Auch der Vorsitzende der europäischen Sozialdemokraten, Martin Schulz, unterstützte das Kommissionsprogramm, das starke sozialdemokratische Züge angenommen habe. Es gehe vor allem darum, ein Wachs-tum zu schaffen, um den sozialen Zusammenhang sichern zu können. Wer dennoch im Rahmen einer Deregulierung soziale Errungenschaften abbauen wolle, werde den Widerstand seiner Fraktion zu spüren bekommen. Unterstützung signalisierte er auch für die Veränderungen beim Wachstums- und Stabilitätspakt. Ein Pakt, der entgegen seinem Namen vor lauter Stabilität das Wachstum bremse, sei ein Widerspruch in sich.
Ähnlich, aber differenzierter, argumentierten die Liberalen. Alles komme auf eine intelligente Anwendung des Stabilitätspakts an.
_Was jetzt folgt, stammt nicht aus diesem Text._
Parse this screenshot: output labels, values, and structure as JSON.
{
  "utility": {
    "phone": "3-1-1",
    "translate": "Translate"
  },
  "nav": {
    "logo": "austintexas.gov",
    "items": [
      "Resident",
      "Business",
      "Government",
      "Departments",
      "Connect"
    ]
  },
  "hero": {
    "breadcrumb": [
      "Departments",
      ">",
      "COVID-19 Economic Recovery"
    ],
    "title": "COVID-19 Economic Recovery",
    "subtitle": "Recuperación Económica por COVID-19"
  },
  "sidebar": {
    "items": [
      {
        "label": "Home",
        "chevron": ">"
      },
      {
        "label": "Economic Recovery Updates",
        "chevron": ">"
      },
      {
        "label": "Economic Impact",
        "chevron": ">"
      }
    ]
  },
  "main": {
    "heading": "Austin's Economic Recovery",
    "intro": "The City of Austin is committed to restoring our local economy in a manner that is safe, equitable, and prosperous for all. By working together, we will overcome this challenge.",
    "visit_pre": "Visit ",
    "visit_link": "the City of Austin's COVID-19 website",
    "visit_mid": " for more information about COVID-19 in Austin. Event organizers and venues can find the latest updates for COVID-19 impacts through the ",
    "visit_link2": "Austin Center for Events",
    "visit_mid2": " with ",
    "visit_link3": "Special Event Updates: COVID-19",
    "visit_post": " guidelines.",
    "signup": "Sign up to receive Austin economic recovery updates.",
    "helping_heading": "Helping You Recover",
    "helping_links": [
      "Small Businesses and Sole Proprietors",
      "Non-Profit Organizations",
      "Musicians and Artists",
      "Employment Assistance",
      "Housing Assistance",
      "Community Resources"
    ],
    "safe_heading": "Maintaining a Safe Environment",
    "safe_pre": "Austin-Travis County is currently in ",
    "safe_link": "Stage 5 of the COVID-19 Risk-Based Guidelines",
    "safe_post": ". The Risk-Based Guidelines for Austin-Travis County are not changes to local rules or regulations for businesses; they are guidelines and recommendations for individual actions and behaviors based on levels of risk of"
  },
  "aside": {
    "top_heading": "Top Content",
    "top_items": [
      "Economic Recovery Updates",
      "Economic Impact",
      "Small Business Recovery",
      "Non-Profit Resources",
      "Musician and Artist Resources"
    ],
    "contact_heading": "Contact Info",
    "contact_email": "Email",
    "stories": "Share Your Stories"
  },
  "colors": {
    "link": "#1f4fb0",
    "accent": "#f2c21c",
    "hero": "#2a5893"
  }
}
Von einer von den deutschen FDP-Abgeordneten angedrohten Klage wegen zu großer Nachgiebigkeit der Kommission gegenüber Stabilitätssünder Deutschland war keine Rede mehr.
Trotz anders lautenden Zusicherungen Barrosos warnte Pierre Jonckheer als Sprecher der Grünen vor Sozialdumping als Folge der angestrebten der Stärkung der Wettbewerbsfähigkeit der EU.